Manitoba RCMP confirms identities of human remains

Morgan Harris and Marcedes Myran found in Prairie Green landfill

On Monday, March 17, the second set of human remains retrieved from the Prairie Green landfill was identified to be Marcedes Myran of Long Plain First Nation.

Earlier this month, Manitoba Royal Canadian Mounted Police (RCMP) confirmed that the first set of human remains retrieved from the landfill just north of Winnipeg belonged to Morgan Beatrice Harris of Long Plain First Nation.

Both the federal and provincial governments previously committed $20 million each to search for the remains of Morgan Harris and Marcedes Myran. The search initially began on Dec. 2, 2024 followed by the province announcing that potential human remains had been discovered on Feb. 26, 2025.

Harris’s remains were found as part of a search and recovery mission initiated at the request of the families of Harris and Myran. The operation, conducted in partnership with the Assembly of Manitoba Chiefs and with federal support, remains ongoing.

Grand Chief Kyra Wilson of the Assembly of Manitoba Chiefs praised the search team’s efforts and called for wider action.

“I firmly believe that if we were to look in the landfills, we would find other remains,” Wilson said to CBC. “This is a reality.”

“It only took a few months for us to find [Harris],” Wilson said. “If we were to come together to search all the landfills in our region, that we’d probably find some answers to the questions of families that are missing their loved ones.”

Wilson cited the cases of Ashlee Shingoose who went missing in Winnipeg in 2022, and Tanya Nepinak, who went missing in 2011. A six-day search for Nepinak’s remains at the Brady Road landfill in 2012 was unsuccessful.

Harris and Myran were among four women murdered by Jeremy Skibicki in 2022. Skibicki was also found guilty of killing Rebecca Contois of O-Chi-Chak-Ko-Sipi First Nation and an unidentified woman given the name Mashkode Bizhiki’ikwe, or Buffalo Woman.

While Winnipeg police and the Progressive Conservative government initially deemed a search for Harris and Myran’s remains unfeasible, the Kinew government launched the search one year after winning the provincial election in October 2023.

“I don’t think any of us would ever want our loved ones to go through what Morgan Harris went through,” Kinew said to CBC. “However, through this journey we have seen some remarkable strength and resilience and power from the family of Morgan.”

According to Kinew, families of missing and murdered Indigenous women, girls and gender-diverse individuals have been collaborating with undergraduate forensic anthropology students from Manitoba and across Canada in the search of the landfill.

“In some ways the search effort itself is a microcosm of where we’re at as a country,” he said to CBC. “People from different walks of life coming together to try to do the right thing for these families.”

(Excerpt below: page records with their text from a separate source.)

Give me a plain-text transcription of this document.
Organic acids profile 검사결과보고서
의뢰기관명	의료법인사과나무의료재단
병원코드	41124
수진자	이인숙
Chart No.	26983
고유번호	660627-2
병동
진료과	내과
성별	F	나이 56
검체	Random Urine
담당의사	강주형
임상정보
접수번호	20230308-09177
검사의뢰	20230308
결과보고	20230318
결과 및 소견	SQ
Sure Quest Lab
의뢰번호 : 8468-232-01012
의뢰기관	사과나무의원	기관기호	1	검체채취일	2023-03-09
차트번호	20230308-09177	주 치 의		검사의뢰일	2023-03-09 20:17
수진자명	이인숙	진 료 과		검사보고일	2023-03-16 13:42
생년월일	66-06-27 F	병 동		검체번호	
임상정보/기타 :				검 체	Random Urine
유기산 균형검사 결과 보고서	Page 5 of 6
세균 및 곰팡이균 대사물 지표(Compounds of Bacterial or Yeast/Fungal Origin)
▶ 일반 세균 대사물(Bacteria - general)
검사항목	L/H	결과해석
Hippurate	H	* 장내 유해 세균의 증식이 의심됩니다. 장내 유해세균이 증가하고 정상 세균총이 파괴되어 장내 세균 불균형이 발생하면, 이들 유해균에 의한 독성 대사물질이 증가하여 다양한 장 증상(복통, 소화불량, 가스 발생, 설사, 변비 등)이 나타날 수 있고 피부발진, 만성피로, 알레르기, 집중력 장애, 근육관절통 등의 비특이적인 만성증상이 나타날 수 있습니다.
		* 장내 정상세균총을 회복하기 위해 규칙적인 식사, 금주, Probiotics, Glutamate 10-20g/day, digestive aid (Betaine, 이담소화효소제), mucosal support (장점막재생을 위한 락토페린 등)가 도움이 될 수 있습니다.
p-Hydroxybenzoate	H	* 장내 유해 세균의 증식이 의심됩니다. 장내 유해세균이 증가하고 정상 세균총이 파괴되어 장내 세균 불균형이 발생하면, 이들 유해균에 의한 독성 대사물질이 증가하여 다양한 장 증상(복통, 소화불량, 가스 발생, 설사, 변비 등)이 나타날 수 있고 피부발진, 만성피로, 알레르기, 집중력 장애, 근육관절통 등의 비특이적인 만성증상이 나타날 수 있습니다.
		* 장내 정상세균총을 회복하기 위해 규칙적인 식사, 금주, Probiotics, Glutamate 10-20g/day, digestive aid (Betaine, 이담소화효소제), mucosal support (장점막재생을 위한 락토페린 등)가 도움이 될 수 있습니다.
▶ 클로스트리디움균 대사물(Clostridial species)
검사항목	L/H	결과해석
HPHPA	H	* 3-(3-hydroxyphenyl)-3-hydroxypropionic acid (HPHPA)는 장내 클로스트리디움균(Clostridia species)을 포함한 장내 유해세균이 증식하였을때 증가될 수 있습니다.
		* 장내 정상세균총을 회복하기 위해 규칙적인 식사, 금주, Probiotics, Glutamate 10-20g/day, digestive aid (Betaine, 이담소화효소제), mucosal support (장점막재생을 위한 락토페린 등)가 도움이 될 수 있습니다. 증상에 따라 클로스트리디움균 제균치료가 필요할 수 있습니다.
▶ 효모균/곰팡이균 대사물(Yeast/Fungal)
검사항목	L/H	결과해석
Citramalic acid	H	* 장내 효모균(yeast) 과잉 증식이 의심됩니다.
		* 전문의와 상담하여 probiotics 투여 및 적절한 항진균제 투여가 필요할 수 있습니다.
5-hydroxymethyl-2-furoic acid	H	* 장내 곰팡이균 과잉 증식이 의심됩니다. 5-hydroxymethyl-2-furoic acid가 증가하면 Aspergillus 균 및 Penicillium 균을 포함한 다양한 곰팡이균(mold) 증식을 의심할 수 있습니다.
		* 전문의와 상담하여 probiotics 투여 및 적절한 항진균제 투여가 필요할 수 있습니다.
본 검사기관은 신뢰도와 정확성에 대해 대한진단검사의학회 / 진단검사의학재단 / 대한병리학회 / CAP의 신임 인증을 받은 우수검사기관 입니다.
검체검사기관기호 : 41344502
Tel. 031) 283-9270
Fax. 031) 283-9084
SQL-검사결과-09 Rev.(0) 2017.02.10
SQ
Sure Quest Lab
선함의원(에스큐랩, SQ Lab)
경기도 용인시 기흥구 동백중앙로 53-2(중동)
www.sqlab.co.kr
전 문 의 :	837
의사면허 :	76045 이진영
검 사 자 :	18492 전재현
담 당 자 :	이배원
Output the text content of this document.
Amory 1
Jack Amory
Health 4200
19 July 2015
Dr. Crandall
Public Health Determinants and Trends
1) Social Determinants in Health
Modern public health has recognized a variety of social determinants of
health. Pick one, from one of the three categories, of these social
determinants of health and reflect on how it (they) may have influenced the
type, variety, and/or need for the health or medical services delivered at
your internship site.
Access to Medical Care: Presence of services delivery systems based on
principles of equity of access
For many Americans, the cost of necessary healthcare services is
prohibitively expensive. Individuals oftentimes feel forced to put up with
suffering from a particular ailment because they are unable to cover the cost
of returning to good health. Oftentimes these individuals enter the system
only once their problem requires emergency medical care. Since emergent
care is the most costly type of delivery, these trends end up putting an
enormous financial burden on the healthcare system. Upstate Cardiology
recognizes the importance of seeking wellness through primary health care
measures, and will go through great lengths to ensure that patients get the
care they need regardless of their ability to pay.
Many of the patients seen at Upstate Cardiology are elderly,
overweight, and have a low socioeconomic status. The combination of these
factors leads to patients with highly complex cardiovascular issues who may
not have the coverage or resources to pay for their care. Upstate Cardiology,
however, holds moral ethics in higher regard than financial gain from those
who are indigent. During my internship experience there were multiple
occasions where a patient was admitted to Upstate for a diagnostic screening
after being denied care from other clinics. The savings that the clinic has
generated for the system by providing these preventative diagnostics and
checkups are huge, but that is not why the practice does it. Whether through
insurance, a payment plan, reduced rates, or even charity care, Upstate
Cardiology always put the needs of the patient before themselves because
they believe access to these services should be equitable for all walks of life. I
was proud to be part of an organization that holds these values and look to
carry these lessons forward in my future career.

“This search has always been driven by love — honouring Morgan, Marcedes, Mashkode Bizhiki’ikwe (Buffalo Woman), Rebecca Contois and all families still waiting for their loved ones to come home,” said the Assembly of Manitoba Chiefs in a statement.

“No family should have to search in this way, yet their loved ones stood firm in their truth and refused to be silenced. It is through their love and determination that Morgan has been found.”